Der Talk sollte den Grundstein legen für Baldonis Mission: Männlichkeit neu zu definieren. Sein Vortrag wurde über 8,7 Millionen Mal angeschaut. Er traf damit einen Nerv.

Heute aber kennen die meisten Justin Baldoni, 40, nicht aufgrund des Vortrags, sondern wegen des Kinofilms «It Ends With Us». Er war sein grösster Erfolg als Regisseur und Schauspieler – und er könnte ihn seine Karriere kosten.

Ausgerechnet der Vorzeigefeminist Justin Baldoni soll am Set des Films seine Kollegin Blake Lively, 37, sexuell belästigt haben. Was ist passiert?

Das Gefühl, etwas beweisen zu müssen

Justin Baldoni wurde in Los Angeles geboren und wuchs in Medford, Oregon, auf. Sein Vater Sam arbeitete als Regisseur und Produzent; er und seine Frau Sharon sind ausgebildete Schauspieler.

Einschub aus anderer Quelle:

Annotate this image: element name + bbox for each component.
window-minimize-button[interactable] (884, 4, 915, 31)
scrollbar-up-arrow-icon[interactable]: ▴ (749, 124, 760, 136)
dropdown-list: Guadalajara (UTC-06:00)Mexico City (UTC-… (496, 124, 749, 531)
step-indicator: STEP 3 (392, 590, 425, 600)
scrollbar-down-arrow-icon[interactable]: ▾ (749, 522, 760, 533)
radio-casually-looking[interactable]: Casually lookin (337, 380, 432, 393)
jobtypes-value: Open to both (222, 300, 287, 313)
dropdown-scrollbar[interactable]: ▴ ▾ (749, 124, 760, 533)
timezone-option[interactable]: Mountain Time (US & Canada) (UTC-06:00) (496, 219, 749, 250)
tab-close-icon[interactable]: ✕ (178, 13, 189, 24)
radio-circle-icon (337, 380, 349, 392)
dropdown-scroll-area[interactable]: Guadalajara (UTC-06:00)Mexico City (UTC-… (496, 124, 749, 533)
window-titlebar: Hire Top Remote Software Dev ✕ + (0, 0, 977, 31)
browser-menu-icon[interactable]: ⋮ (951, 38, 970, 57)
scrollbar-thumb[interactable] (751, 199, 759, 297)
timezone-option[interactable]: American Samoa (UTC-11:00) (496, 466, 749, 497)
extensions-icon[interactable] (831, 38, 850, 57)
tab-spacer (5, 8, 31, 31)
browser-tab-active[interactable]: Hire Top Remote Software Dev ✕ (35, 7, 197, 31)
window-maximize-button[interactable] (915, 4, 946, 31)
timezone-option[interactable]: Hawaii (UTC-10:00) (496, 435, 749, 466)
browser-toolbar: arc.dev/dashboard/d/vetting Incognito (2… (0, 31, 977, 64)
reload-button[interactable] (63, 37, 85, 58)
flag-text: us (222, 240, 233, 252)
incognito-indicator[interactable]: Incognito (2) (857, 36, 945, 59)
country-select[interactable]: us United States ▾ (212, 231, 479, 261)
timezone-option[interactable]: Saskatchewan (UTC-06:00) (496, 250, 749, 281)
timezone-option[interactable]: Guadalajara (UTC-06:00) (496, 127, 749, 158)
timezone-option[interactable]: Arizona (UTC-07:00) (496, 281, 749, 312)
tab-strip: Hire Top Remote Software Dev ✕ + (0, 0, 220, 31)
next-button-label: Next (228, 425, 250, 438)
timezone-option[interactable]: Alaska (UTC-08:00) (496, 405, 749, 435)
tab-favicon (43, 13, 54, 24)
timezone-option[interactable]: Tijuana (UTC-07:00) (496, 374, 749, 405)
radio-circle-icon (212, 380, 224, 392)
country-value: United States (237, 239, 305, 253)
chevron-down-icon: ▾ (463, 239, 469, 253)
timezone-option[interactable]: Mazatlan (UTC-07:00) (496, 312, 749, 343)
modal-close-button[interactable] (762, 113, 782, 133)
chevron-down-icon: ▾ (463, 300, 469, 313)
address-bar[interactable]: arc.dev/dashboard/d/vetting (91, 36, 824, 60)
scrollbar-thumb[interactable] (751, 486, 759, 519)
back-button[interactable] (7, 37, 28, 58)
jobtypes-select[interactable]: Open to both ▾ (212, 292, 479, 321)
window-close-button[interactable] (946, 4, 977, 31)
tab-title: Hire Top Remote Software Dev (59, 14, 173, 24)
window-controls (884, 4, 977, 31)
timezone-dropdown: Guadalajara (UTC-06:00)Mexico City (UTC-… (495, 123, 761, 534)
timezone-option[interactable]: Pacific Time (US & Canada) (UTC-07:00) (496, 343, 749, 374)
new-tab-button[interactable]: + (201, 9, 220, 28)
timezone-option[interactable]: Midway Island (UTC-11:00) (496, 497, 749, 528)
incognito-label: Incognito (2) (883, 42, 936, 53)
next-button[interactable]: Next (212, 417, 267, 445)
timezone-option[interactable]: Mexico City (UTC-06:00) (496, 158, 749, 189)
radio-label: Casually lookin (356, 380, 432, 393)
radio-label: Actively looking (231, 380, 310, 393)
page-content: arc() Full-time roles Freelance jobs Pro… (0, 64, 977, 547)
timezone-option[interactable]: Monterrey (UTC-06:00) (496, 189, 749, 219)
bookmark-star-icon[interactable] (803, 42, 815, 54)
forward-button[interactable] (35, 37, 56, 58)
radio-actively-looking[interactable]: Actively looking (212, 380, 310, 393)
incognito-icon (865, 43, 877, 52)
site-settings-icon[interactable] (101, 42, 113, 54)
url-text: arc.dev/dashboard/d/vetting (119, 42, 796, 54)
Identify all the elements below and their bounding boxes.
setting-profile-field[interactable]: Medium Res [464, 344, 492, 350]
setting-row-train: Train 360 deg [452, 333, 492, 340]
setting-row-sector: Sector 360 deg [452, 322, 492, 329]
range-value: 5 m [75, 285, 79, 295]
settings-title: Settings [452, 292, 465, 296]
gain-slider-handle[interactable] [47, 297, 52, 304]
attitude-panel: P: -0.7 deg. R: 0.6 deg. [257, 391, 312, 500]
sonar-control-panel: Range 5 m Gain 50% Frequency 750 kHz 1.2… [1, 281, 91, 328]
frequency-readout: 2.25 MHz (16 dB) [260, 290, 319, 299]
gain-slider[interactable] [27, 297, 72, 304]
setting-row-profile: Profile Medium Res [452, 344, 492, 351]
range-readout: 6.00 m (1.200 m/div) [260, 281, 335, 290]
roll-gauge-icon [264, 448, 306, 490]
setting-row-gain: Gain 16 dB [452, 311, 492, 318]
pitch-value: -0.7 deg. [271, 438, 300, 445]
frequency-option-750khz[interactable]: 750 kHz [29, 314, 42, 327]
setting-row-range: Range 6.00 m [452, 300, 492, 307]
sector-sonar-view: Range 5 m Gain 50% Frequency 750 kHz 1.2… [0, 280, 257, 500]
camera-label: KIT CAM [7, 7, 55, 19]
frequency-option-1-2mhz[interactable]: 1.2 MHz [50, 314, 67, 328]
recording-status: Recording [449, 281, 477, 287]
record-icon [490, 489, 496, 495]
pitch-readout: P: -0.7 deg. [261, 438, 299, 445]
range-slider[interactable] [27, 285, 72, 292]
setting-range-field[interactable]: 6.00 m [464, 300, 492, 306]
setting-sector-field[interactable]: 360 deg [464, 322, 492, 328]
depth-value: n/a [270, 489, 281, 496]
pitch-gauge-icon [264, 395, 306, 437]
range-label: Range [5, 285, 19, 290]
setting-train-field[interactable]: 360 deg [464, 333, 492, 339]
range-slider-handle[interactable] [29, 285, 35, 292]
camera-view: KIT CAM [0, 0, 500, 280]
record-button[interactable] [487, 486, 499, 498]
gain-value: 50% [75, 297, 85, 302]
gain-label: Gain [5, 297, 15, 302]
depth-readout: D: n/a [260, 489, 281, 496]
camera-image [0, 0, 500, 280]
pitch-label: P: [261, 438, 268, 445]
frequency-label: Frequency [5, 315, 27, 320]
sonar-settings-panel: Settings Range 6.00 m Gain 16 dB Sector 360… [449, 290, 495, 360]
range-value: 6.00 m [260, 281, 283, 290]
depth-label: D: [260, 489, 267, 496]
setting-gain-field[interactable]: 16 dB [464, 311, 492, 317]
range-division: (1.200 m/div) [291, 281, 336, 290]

Sein Vater sei ein sanftmütiger, liebevoller und aufopfernder Mann gewesen, erzählt Justin Baldoni in seinem berühmten TED-Talk 2017: «Er lehrte mich nicht, mit den Händen zu arbeiten, zu jagen oder zu kämpfen.» Als Kind habe er ihn deswegen abgelehnt: «Ich machte ihn dafür verantwortlich, selbst so sanftmütig zu sein – und deswegen gehänselt zu werden.»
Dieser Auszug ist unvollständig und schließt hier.